Она сжала кулак, глядя на меня.
— Зачем ты тогда даже вышел из дома?
— Извините? Я здесь живу! И могу выходить, когда захочу. Ты пропала на пять часов.
— А ты меня бросил!
— Я не сказал позвонить, когда ты закончишь?
— Нет!
Я помедлил, когда понял, что нет.
— Ну, я это имел в виду. Вот, возьми часть. — Я протянул руку, чтобы отдать ей половину ее хлама. Но она просто смотрела. — Равенство. У меня половина, у тебя половина.
— И ты мечта каждой девушки, правда?
— Мне не нужна каждая девушка, только одна.— Мы бы так и продолжали топтаться на месте, но в момент, когда я сказал это, ее глаза стали шире. — А ты…
— Ты когда-то давно потерял любовь? Поэтому твои книги всегда заканчиваются трагически? По какой-то причине ничего не вышло и теперь твои персонажи никогда не будут счастливы? Поэтому тебе так трудно написать новую книгу?
Вернуть отправителю. Мне хотелось поставить эту печать ей на лоб и отправить подальше.
— Дай мне другую руку, — сказал я ей.
Когда она в смущении подняла руку, я повесил на нее пакеты, из-за чего ее резко потянуло вниз под их тяжестью. Из заднего кармана я достал ключи и положил их в один из пакетов.
— Гостевой дом с другой стороны. Что ты делаешь днем — твое дело. Просто сообщи мне, я не люблю, когда люди бродят вокруг моего дома. Спокойной ночи.
— А что стало с равенством?!
— Это и есть равенство. Я пришел ни с чем и ухожу ни с чем.
— Это справедливость, а не равенство.
— Хах… — Я медленно кивнул. — Верно. Спокойной ночи. — Я отвернулся и пошел вверх по лестнице к дому.

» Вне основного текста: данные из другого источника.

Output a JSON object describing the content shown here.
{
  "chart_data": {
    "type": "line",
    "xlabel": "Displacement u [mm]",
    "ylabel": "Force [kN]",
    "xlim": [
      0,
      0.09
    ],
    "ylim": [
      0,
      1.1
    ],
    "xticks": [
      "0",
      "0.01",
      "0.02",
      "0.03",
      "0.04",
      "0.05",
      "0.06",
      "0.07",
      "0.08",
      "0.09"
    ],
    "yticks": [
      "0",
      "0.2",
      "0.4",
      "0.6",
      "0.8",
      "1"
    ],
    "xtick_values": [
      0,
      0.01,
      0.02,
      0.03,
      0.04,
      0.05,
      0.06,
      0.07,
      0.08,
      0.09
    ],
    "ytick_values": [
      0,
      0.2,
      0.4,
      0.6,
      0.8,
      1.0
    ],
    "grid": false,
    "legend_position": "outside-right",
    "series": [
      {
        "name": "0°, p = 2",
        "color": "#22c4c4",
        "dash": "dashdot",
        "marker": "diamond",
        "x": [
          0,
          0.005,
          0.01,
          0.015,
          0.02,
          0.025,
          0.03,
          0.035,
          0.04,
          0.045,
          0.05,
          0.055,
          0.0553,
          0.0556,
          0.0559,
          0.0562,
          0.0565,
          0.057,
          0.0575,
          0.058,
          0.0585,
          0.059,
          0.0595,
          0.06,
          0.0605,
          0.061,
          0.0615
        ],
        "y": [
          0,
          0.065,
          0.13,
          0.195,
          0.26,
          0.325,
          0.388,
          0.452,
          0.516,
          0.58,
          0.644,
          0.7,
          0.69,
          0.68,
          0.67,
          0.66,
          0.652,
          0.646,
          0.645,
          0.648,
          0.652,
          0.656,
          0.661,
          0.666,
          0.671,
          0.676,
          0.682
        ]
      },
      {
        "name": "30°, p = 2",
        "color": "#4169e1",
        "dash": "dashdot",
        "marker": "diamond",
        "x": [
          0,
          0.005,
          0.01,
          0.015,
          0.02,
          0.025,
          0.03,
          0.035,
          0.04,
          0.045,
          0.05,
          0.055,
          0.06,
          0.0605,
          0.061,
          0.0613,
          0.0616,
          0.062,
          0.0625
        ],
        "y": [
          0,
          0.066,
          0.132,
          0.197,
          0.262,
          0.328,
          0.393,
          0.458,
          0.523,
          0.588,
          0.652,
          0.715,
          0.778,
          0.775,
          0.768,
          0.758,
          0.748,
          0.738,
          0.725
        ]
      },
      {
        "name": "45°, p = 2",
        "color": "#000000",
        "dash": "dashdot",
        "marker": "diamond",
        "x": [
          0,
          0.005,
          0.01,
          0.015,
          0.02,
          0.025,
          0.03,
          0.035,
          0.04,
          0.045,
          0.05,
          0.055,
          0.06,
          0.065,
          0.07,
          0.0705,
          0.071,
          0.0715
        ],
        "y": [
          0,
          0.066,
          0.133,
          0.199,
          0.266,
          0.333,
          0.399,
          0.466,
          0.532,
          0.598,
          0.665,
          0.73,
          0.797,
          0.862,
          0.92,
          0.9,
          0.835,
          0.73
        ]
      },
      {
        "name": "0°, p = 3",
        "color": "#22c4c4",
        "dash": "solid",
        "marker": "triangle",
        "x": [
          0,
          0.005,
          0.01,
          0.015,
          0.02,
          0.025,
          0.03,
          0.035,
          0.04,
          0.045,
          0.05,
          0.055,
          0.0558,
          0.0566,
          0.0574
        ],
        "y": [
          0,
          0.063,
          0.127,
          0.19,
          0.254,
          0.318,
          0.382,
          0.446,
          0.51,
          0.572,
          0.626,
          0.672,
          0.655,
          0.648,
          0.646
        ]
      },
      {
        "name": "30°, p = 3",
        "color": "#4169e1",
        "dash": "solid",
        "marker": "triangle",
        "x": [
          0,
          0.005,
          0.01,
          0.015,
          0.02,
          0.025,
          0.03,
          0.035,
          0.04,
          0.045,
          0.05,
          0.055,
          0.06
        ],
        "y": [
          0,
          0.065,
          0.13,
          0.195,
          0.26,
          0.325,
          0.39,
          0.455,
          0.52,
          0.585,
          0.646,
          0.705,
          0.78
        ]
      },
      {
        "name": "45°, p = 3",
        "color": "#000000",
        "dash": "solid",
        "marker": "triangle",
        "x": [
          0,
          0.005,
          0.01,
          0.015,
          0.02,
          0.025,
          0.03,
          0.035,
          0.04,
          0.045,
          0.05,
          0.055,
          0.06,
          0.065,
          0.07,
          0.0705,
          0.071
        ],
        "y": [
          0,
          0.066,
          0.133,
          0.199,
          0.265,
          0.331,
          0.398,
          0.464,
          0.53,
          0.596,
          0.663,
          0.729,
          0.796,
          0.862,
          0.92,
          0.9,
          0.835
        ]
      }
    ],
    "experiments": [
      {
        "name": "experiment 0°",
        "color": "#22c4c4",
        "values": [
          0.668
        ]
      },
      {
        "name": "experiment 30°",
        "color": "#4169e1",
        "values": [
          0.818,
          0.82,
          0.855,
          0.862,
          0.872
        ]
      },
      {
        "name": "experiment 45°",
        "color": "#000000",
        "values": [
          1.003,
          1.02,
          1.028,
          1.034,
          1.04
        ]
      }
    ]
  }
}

— О, все правы! Ты невероятный козел!
— А ты моя главная фанатка! — ответил я, хлопая дверью, и в тот момент, как я остался один, все только что сделанное накрыло меня с головой. Почему я вел себя как ребенок?
Альфред. Его имя вспыхнуло у меня в голове. Я вел себя так, потому что если бы она снова потерялась или поранилась, он бы приехал сюда лично, чтобы заговорить меня до смерти.
В этом причина.
Вернувшись в свою комнату, я снял куртку, бросил ее на кровать и снова взялся за рисование. Сбросив ботинки, я сел перед рисунком и взял кисть. Макнув кончик в золотой цвет, я слегка коснулся холста, создавая тонкий штрих, который стал ее золотым кольцом в носу. Ее карие глаза тоже сияли.
«Мне не нужна каждая девушка, только одна... Только одна, которая, видимо, каждый раз выглядит по-разному», — подумал я, переводя взгляд от рисунка на окно спальни, наблюдая, как Растяпушка собственной персоной швырнула все пакеты на веранду гостевого дома и повалилась туда сама. Ветер играл ее локонами вокруг лица, а она бормотала что-то, похожее на проклятия в мой адрес, хотя я не знал, почему. У нее было собственное жилье с видом на озеро, абсолютно бесплатно, потому что я просто хороший парень. Если ей не нравится, никто ее не держит.
— Ох… — прошипел я, потянувшись к глазу, и кисть выпала из моей руки.
Нет. Не надо снова.
— ОХ! — Я начал оседать и пытался добраться до кровати, но упал совсем рядом с ней.
1599 Ogrohayon (ноябрь) — Лахор, столица Хиндустана, Империя Великих Моголов7
— Сын мой! Снова победа…
— ГДЕ ОНА?! — крикнул я на весь двор правителя. Я двинулся вперед и достал меч, ко мне кинулась стража.
— Салим! — Моя мать поспешила ко мне, но стражники все равно настигли меня первыми, я стал бить их по рукам, ранив одного. В этот момент показалось, что время замедлилось, и они ахнули, в страхе наблюдая, как кровь падала на белизну пола посреди цветочных лепестков.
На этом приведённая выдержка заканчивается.